Frankfurter Allgemeine Zeitung: Lawyers and Their Reservations About AI
Rene Büst, Director Market Research & Technology Evangelism at Arago, recently spoke at a “Legal Tech Meetup” in Frankfurt. Legal Tech Meetups bring lawyers and technology entrepreneurs together because companies today expect their legal counsels to be prepared to face the challenges and understand the opportunities of the digital transformation.
“Artificial intelligence is not intended to frighten off legal advisors, but to help them improve their work”, Büst stated. Therefore, the meetup’s goal is to open up new perspectives and reduce prejudices towards new technologies. “Lawyers should rethink their work processes and begin to think outside the judicial box”, the IT expert added.
Legal counsels often maintain a negative attitude towards so-called Legal Tech, even though many new technologies have proven to assist the lawyers in their work – e.g. with due diligence – and ultimately achieve efficiency gains. A recent study from the Soldan Institute showed that one in two lawyers fears that developments in digitalization and the arrival of new entry providers will lead to their legal services becoming obsolete.
This is not the case, assures Büst.
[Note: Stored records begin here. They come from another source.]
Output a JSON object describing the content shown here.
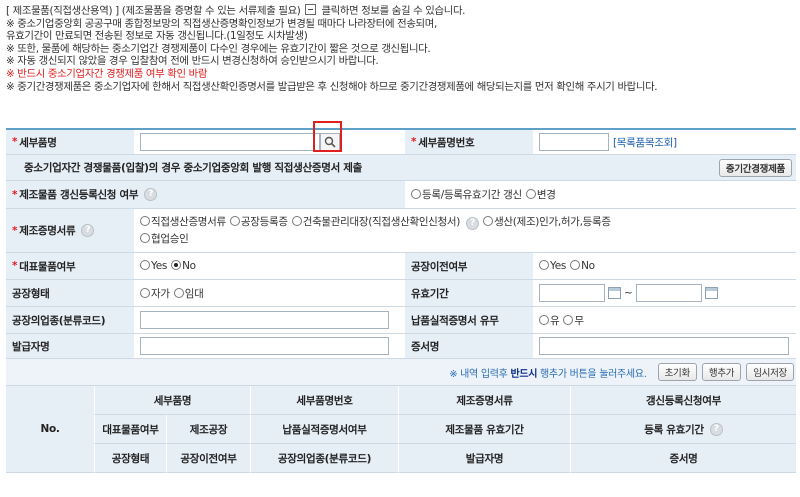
{
  "notice": {
    "line1_prefix": "[ 제조물품(직접생산용역) ] (제조물품을 증명할 수 있는 서류제출 필요)",
    "line1_suffix": "클릭하면 정보를 숨길 수 있습니다.",
    "line2": "※ 중소기업중앙회 공공구매 종합정보망의 직접생산증명확인정보가 변경될 때마다 나라장터에 전송되며,",
    "line3": "유효기간이 만료되면 전송된 정보로 자동 갱신됩니다.(1일정도 시차발생)",
    "line4": "※ 또한, 물품에 해당하는 중소기업간 경쟁제품이 다수인 경우에는 유효기간이 짧은 것으로 갱신됩니다.",
    "line5": "※ 자동 갱신되지 않았을 경우 입찰참여 전에 반드시 변경신청하여 승인받으시기 바랍니다.",
    "line6_red": "※ 반드시 중소기업자간 경쟁제품 여부 확인 바람",
    "line7": "※ 중기간경쟁제품은 중소기업자에 한해서 직접생산확인증명서를 발급받은 후 신청해야 하므로 중기간경쟁제품에 해당되는지를 먼저 확인해 주시기 바랍니다."
  },
  "form": {
    "detail_item_name_label": "세부품명",
    "detail_item_number_label": "세부품명번호",
    "catalog_link": "[목록품목조회]",
    "sme_notice": "중소기업자간 경쟁물품(입찰)의 경우 중소기업중앙회 발행 직접생산증명서 제출",
    "sme_button": "중기간경쟁제품",
    "renewal_label": "제조물품 갱신등록신청 여부",
    "renewal_options": [
      "등록/등록유효기간 갱신",
      "변경"
    ],
    "cert_label": "제조증명서류",
    "cert_options": [
      "직접생산증명서류",
      "공장등록증",
      "건축물관리대장(직접생산확인신청서)",
      "생산(제조)인가,허가,등록증",
      "협업승인"
    ],
    "main_item_label": "대표물품여부",
    "main_item_options": [
      "Yes",
      "No"
    ],
    "main_item_selected": "No",
    "factory_move_label": "공장이전여부",
    "factory_move_options": [
      "Yes",
      "No"
    ],
    "factory_type_label": "공장형태",
    "factory_type_options": [
      "자가",
      "임대"
    ],
    "validity_label": "유효기간",
    "validity_sep": "~",
    "industry_label": "공장의업종(분류코드)",
    "delivery_label": "납품실적증명서 유무",
    "delivery_options": [
      "유",
      "무"
    ],
    "issuer_label": "발급자명",
    "cert_name_label": "증서명"
  },
  "actions": {
    "msg_prefix": "※ 내역 입력후",
    "msg_bold": "반드시",
    "msg_suffix": "행추가 버튼을 눌러주세요.",
    "reset": "초기화",
    "add_row": "행추가",
    "temp_save": "임시저장"
  },
  "table": {
    "no": "No.",
    "row1": [
      "세부품명",
      "세부품명번호",
      "제조증명서류",
      "갱신등록신청여부"
    ],
    "row2": [
      "대표물품여부",
      "제조공장",
      "납품실적증명서여부",
      "제조물품 유효기간",
      "등록 유효기간"
    ],
    "row3": [
      "공장형태",
      "공장이전여부",
      "공장의업종(분류코드)",
      "발급자명",
      "증서명"
    ]
  },
  "colors": {
    "header_bg": "#e6eef6",
    "accent": "#5fa0c8",
    "required": "#e02020",
    "link": "#1b5fb0"
  }
}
Even if Artificial Intelligence (AI) is used in legal firms, the core business will remain in the analogous conversation between lawyers and their clients. Ultimately, even though machines can support lawyers by processing information and showing possible solutions at a much faster rate, the underlying information on the case and the legal advice will continue to lie in the hands of a human legal counsel.
Moreover, Büst points out that the opportunities of AI in the legal field are broad: optimization of customer loyalty or the prevention of knowledge loss – and revenue – in case a lawyer is unable to work or changes his or her place of employment. Self-learning machines are able to prevent this by ensuring that clients’ records are regularly updated. However, the information for the records will still need to be provided by a human counsel. The successful implementation of new technologies such as AI is therefore based on a close relationship between the man and the machine.